The improved Minié ball (fig. 2) was intended to obviate the danger of the missile's turning in flight, by hollowing the butt, and so putting the centre of gravity in front of the centre of resistance, so that it flies like a heavy-headed arrow, while at the same time the powder expands the hollow butt and fills the grooves, securing perfect rotation with easy loading. But the hollow in the ball diminishes the gravity and momentum; the liability of the lead to expand unequally, and so throw the point of the missile out of line, makes a long bearing necessary, producing enormous friction. This objection obtains equally with all pickets having expanding butts, and is a sufficient reason for their inferior accuracy to that of solid pickets fitted to the grooves at the muzzle with a patch.

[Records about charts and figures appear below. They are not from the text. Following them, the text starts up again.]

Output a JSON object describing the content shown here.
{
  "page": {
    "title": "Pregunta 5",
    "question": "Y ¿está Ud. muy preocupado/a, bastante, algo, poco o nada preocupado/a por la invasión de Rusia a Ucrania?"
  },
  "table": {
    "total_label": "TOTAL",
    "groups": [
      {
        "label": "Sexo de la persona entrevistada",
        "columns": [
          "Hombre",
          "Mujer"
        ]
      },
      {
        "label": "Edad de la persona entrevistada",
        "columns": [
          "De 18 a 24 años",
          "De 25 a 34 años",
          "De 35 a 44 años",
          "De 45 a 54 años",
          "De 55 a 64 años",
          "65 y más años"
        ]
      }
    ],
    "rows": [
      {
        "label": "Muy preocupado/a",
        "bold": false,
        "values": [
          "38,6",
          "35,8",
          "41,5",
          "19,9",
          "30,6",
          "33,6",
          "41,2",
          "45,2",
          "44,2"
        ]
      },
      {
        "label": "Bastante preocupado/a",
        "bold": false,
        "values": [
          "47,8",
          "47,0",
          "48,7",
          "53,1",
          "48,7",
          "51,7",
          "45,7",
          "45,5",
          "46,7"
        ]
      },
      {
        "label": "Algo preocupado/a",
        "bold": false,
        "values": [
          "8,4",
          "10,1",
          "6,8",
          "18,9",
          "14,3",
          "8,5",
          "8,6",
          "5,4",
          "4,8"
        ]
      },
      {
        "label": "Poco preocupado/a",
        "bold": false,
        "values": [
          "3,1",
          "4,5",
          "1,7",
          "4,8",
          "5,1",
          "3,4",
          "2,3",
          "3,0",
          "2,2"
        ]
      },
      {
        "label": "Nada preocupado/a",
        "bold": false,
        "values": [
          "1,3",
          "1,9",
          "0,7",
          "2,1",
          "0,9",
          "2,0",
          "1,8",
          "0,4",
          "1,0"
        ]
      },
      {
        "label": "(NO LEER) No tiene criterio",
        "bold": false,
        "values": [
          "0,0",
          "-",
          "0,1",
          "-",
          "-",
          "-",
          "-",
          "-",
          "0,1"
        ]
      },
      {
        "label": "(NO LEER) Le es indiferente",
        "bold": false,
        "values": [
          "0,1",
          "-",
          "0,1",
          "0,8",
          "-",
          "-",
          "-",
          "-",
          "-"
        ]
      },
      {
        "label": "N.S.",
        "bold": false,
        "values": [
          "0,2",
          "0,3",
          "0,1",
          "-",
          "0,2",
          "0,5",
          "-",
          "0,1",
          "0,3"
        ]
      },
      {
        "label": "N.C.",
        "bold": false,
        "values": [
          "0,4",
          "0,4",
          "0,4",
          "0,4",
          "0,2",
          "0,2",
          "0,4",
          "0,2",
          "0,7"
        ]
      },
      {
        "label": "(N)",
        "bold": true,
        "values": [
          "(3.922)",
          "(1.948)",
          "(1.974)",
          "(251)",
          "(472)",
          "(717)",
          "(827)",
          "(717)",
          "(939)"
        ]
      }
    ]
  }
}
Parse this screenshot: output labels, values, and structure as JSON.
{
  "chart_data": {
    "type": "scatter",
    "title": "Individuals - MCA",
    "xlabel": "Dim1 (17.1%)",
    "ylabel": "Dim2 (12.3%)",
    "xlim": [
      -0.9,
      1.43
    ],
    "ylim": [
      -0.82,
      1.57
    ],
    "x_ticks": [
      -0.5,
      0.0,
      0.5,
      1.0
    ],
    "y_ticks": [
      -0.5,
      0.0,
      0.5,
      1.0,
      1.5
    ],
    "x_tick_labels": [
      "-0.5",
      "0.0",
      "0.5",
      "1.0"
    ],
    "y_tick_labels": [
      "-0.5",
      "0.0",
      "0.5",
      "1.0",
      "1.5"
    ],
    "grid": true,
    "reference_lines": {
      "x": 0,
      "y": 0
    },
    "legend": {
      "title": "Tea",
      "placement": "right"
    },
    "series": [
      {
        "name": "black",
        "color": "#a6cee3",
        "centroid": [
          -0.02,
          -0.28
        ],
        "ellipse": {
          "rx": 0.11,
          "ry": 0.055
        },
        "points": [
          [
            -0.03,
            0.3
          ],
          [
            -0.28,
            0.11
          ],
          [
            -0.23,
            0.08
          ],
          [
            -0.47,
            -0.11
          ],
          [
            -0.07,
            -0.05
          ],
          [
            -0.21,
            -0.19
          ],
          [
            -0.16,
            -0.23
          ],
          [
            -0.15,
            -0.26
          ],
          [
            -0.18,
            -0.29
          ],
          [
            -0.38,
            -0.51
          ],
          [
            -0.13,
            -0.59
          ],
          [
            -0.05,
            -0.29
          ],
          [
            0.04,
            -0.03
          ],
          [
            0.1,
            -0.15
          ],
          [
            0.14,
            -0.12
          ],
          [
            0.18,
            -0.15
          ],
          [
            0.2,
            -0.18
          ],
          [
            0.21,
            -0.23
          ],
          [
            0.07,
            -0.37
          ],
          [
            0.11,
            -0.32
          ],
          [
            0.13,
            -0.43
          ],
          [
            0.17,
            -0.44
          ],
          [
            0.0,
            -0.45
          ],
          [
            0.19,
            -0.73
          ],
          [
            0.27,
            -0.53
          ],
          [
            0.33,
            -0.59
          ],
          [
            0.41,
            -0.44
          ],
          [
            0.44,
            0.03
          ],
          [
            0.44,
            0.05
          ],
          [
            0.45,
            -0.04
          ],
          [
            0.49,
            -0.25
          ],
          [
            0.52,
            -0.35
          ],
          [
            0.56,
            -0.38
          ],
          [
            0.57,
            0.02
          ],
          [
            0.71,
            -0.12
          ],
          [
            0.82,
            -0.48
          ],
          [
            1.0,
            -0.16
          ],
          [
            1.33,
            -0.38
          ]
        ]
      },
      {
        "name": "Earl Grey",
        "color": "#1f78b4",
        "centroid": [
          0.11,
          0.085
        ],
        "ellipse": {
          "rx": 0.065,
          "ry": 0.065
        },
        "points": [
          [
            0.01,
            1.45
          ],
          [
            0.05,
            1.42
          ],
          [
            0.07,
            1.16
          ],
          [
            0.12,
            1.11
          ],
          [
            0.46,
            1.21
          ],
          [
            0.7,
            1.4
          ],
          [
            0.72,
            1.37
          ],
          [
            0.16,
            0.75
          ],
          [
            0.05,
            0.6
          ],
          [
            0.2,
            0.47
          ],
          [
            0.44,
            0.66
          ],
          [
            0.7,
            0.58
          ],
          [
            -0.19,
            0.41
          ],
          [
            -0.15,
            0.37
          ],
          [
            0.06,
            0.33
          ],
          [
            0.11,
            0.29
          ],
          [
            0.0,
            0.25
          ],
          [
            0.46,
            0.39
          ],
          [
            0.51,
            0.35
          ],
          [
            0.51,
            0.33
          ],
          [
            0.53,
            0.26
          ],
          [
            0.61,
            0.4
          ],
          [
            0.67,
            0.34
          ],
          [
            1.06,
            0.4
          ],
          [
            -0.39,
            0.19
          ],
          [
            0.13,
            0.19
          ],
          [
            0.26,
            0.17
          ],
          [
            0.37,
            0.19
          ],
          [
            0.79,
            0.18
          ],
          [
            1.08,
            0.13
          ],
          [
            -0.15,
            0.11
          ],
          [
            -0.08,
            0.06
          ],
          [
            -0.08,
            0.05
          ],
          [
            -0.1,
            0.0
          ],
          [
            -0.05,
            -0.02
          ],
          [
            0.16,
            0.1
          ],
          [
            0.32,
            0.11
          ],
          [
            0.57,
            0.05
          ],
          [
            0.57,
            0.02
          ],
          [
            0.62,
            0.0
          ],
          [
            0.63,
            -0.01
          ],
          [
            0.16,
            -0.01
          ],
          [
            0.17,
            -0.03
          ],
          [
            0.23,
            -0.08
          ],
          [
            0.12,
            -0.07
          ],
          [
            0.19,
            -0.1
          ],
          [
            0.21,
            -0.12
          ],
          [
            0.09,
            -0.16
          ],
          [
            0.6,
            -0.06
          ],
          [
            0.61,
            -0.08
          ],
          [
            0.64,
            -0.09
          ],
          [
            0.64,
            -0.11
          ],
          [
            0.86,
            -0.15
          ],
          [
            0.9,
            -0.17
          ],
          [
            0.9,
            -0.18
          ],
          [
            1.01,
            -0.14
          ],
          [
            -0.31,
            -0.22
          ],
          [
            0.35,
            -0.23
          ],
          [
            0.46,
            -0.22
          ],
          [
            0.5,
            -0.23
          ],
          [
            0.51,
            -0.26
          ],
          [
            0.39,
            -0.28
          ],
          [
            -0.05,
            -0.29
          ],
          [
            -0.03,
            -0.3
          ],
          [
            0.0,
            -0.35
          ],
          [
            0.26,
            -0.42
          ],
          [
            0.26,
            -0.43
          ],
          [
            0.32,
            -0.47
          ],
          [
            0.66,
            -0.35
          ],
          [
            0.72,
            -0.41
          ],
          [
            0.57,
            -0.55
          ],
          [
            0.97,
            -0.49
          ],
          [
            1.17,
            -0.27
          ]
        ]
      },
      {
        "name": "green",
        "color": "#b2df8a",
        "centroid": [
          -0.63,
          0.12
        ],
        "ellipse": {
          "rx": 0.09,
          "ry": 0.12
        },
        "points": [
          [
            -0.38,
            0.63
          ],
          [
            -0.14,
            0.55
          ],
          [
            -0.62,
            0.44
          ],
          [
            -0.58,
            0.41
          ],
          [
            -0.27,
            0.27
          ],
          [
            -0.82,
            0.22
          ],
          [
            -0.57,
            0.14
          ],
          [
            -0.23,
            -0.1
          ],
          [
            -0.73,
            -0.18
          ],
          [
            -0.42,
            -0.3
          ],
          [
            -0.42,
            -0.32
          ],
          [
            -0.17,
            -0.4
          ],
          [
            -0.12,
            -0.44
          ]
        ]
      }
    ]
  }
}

General Jacob says,—"I have tried every expedient I could think of as a substitute for the greased patch for rifle-balls, but had always to return to this"; and every experienced rifleman will agree with him. Yet both English and American (governmental) experiments ignore the fact, that the expansible bullets increase friction enormously; and the Enfield bullet (fig. 3) is as badly contrived as possible, being round-pointed, expansible, and with very long bearings, without the bands which in the French and American bullets reduce the friction somewhat. The Harper's Ferry bullet (fig. 4) is better than either the English or the French, and is as good as a loose-loading bullet can be.